Elmalılı (sadeleştirilmiş-2) = Gizli konuşmalar şeytandandır. Bu iman edenleri üzmek içindir. Oysa şeytan, Allah'ın izni olmadıkça, müminlere hiçbir zarar veremez. Müminler Allah'a dayanıp güvensinler.
Gültekin Onan = Şüphesiz 'gizli toplantıların fısıldaşmaları' (kulis), inananları üzüntüye düşürmek için ancak şeytan (ürünü olan işler)dendir. Oysa Tanrı'nın izni olmaksızın o, onlara hiçbir şeyle zarar verecek değildir. Şu halde inançlılar yalnızca Tanrı'ya tevekkül etsinler!
Harun Yıldırım = Fısıltı ancak iman edenleri kederlendirmek için şeytandandır. Oysa Allah’ın izni olmaksızın o, onlara hiçbir şeyle zarar veremez. O halde mü’minler yalnızca Allah’a tevekkül etsinler.
Hasan Basri Çantay = (Öyle) fısıltı sırf şeytandandır. îman edenleri tasaya düşürmek içindir bu. Halbuki bu, Allahın izni olmaksızın, onlara (mü'minlere) hiçbir şeyle zarar verici değildir. O halde mü'minler ancak Allaha güvenib dayansın (lar).
Hayrat Neşriyat = (Günah, düşmanlık ve isyan husûsundaki) gizli konuşma, ancak şeytandandır; tâ ki îmân edenleri üzsün; hâlbuki (o şeytan), Allah’ın izni olmadıkça onlara (o îmân edenlere) bir şeyle zarar verici değildir. O hâlde, mü’minler ancak Allah’a tevekkül etsin!
İbni Kesir = Gizli konuşmalar, ancak iman edenleri üzmek için şeytandandır. Halbuki Allah'ın izni olmadıkça onlara hiç bir şeyle zarar veremez. Mü'minler, Allah'a tevekkül etsinler.
Kadri Çelik = Şüphesiz gizli konuşmalar, iman etmekte olanları üzüntüye düşürmek için sadece şeytandandır. Oysa Allah'ın izni olmaksızın o (şeytan), onlara hiç bir şeyle zarar verecek değildir. O halde müminler, yalnızca Allah'a tevekkül etsinler.

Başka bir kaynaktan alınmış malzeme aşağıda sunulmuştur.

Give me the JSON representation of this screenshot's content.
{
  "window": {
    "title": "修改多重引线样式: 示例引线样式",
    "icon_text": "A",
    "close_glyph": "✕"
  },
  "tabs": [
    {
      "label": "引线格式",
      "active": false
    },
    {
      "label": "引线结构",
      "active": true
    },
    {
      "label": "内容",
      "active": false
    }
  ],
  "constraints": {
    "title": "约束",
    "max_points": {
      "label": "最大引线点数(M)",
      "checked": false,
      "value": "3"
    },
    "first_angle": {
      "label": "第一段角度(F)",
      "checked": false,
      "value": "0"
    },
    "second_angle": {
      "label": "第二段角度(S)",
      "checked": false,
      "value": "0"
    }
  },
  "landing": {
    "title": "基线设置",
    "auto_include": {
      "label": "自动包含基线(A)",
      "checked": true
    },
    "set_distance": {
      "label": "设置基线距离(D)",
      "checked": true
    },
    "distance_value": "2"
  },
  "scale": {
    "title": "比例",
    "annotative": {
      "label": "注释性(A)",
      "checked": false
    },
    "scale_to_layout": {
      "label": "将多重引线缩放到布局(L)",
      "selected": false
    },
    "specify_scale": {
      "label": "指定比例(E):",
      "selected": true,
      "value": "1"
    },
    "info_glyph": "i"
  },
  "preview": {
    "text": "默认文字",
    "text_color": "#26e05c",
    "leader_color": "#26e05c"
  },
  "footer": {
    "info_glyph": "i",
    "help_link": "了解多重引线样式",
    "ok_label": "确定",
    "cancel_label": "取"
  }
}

Muhammed Esed = (Öteki her türlü) gizli konuşmalar yalnızca şeytanın işidir, o ki inananlara bu şekilde üzüntü verir; ama Allah'ın izni olmadıkça onlara hiçbir zarar veremez; inananlar yalnızca Allah'a güvensinler!
Mustafa İslamoğlu = (Bunun dışında kalan) gizli görüşmelerin tümü, sadece mü'minlere üzüntü vermeyi amaçlayan Şeytani bir eylemdir; ne ki Allah'ın izni olmadan, onlara hiçbir zararı dokunamaz: artık inananlar sadece Allah'a dayansınlar.
Ömer Nasuhi Bilmen = Şüphe yok ki, gizli konuşmalar (toplanmalar) şeytandandır. İmân etmiş olanlar mahzun olsunlar için, halbuki onlara bir şey ile mazarret verecek değildir, Allah'ın izni ile olan müstesna. Ve artık mü'minler Allah Teâlâ'ya tevekkülde bulunsunlar.
Ömer Öngüt = Gizli fısıldaşmalar ancak şeytandandır. Bunu iman edenleri üzmek için yapar. Oysa şeytan, Allah'ın izni olmadıkça müminlere hiçbir zarar veremez. Müminler Allah'a tevekkül etsinler.
Şaban Piriş = Gizli fısıldaşmalar şeytandandır. İman edenleri üzmek ister. Fakat onlara, Allah’ın izni olmadıkça hiçbir zarar veremez. Müminler güvensinler Allah’a!
Sadık Türkmen = O kötü fısıltılar iman edenleri üzmek için, ancak şeytandan kaynaklanmaktadır. Oysa şeytan; Allah’ın izni/onayı olmadıkça, müminlere hiçbir zarar verebilecek güçte değildir. Öyle ise, müminler ancak Allah’a tevekkül etsinler.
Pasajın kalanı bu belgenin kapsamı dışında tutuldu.